My suggestion for another topic is the dissection of an F1 engine dry-sump oil system (especially the pump and scavenge oil de-aeration hardware). I recall reading that de-aeration began to be used on DFVs; I bet it is more sophisticated now.
Lee
Lee, thanks for the kind words - your suggestion above is exactly the plan for a very large article in a fortnight or so.
Brian,
The DFV was far from being the first to start de-aerating its scavenged oil, every dry-sump system ever used had always by design necessity to de-aerate the returning oil to the holding oil tank/reservoir. The DFV scavenge system was one of the first problems that had to be sorted-out.
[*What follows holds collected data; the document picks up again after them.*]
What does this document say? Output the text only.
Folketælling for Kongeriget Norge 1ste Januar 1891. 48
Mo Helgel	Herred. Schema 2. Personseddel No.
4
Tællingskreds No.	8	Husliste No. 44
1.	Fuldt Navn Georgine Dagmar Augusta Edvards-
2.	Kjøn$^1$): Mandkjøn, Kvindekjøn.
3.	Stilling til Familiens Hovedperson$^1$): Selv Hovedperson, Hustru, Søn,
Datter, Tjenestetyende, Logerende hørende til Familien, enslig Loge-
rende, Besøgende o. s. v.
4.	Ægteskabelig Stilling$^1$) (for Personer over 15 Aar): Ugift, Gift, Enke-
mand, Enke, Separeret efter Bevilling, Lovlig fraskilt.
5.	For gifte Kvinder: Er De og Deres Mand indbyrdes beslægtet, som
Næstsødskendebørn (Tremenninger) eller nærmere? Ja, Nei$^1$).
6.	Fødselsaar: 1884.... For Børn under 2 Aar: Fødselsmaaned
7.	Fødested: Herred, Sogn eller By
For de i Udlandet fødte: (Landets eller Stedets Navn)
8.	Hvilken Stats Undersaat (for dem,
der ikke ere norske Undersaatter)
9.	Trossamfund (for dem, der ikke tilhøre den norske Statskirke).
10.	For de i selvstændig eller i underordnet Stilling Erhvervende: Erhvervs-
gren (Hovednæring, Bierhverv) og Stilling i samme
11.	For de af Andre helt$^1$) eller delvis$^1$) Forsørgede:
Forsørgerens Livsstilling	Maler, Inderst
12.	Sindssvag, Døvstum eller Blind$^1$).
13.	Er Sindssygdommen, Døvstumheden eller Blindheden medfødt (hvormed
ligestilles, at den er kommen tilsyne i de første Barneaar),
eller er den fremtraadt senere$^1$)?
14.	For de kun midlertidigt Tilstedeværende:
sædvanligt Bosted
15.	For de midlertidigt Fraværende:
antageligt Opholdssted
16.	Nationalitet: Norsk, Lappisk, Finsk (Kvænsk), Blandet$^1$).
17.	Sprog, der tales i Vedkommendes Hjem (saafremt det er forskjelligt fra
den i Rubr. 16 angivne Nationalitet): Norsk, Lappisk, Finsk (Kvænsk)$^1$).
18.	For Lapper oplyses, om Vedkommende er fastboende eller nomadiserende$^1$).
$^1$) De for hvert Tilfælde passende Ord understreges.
Further, the DFV only compartmentalized two V-TWIN crankpins (four cylinders) having lower crankcase bulkheads that forms part of the lower main bearings on only number 1 – 3 and 5 main bearings. Normal main bearing caps were used for number 2 and 4.
An example of a fully flagged racing dry sump system was the tipo 049 FERRARI V10 which was number six in the evolving series of FERRARI V10 engines. It used an oil de-aerator that ‘centrifugally’ separated large volume of air from the oil that draw from five individual V-TWIN sealed crankcases. The capacity of scavenge pumps was such that the crankshaft ran in a partial vacuum to reduce wind-age losses. A single oil pressure gear-pump at 1-2 bar running at 32.5 percent engine speed was used, eleven Eaton oil scavenge pumps running at 35.5 percent engine speed plus one Eaton scavenge pump running at 32.5 percent engine speed were use, an oil-air separator spinning at 71.5 percent engine speed was used in the make-up of the dry-sump system.